Scientists advocate a complete overhaul of land use and a reduction in meat consumption. Intensive farming results in drastic deforestation for the benefit of fodder plants to feed livestock. We are thinking of the massive mass logging of forests in Brazil or in the Paraguayan and Argentine Chaco.

It is this vicious circle that the IPCC experts highlight in their paper . To feed us, we degrade soils with intensive agriculture and livestock farming. Once degraded, these soils accelerate global warming: the carbon that these soils no longer absorb is found in the atmosphere and therefore contributes to warming temperatures!

Land is under pressure from humans and #climatechange, and it is at the same time part of the climate solution.
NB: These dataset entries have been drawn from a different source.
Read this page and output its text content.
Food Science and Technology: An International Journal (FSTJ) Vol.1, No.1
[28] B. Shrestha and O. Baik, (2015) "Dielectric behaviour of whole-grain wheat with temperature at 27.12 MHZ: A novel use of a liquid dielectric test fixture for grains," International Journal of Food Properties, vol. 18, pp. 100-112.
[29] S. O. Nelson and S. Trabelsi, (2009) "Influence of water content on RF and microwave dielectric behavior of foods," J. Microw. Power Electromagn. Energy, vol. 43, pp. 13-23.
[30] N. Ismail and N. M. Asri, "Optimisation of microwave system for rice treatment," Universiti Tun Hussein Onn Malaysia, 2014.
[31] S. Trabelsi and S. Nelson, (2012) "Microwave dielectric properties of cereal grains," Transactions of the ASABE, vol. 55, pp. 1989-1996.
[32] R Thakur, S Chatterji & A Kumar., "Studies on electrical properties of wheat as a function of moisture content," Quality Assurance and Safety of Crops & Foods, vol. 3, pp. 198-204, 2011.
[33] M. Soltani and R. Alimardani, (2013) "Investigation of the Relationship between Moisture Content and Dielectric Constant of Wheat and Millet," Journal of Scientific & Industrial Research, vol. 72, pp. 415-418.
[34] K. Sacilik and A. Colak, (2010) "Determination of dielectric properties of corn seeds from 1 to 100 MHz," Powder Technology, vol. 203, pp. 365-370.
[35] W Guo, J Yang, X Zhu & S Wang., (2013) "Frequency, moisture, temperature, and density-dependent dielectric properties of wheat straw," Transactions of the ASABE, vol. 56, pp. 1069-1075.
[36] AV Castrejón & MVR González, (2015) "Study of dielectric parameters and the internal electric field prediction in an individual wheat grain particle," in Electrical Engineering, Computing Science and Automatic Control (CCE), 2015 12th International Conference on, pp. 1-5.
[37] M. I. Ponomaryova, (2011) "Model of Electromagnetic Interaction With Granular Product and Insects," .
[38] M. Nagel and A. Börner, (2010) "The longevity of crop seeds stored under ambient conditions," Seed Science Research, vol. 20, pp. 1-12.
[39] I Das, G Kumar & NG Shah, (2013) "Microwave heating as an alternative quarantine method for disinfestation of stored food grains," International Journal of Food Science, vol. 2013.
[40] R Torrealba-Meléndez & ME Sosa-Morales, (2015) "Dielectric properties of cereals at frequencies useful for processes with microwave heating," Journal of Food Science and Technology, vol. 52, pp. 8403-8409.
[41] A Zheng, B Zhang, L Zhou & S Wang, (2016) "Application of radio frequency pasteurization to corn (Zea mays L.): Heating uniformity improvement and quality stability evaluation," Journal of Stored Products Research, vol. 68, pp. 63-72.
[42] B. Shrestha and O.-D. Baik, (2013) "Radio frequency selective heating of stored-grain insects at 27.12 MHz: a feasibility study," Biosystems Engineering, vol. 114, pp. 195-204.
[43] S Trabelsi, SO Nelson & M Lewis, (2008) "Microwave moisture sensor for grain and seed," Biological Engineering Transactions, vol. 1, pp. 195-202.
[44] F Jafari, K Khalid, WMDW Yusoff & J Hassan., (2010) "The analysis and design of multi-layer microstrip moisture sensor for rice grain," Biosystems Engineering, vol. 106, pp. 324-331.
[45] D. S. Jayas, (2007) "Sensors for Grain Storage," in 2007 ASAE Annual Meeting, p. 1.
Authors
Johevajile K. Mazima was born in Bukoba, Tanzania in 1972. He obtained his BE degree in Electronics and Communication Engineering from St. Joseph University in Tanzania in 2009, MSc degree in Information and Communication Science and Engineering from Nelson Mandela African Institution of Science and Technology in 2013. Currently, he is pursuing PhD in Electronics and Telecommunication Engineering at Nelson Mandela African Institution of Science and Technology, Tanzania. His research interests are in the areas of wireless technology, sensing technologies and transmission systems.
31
See the @IPCC_CH PRESS RELEASE on the Special Report on Climate Change and Land released today at https://t.co/ttKnS8dIoa #SRCCL pic.twitter.com/WhydvA7zAk

UN Climate Change (@UNFCCC) August 8, 2019

" We humans have an impact on 70% of the ice-free land and a quarter of this land is in bad shape," said climate scientist Valérie Masson Delmotte , co-chair of the IPCC, opening remarks. The way we produce our food contributes to declining ecosystems and biodiversity, and when soils are degraded, they absorb less carbon . "

80% of deforestation is generated by agriculture. Industrial farming and soybean cultivation for animal feed are among the main vectors of this deforestation. Let's change the food system. #GIEC #forestsarelife #ElevageVert https://t.co/407cnqiEkm pic.twitter.com/BNPpvGzPe9

Greenpeace France (@greenpeacefr) August 8, 2019

Among the leads advanced by the IPCC, the reduction of our meat consumption by 50% ... and even 90% in some countries of Western Europe and the United States, the largest consumers.

We must also focus on plant-based foods, legumes such as lentils, or nuts, and most importantly, reduce food waste since currently 30% of global agricultural production ends up in the trash.

The delegations of the 195 member countries of the IPCC have been meeting since Friday to review this special document from the United Nations (UN) climate experts on "Climate change, desertification, land degradation, sustainable management of climate change. land, food security and the flow of greenhouse gases into terrestrial ecosystems ".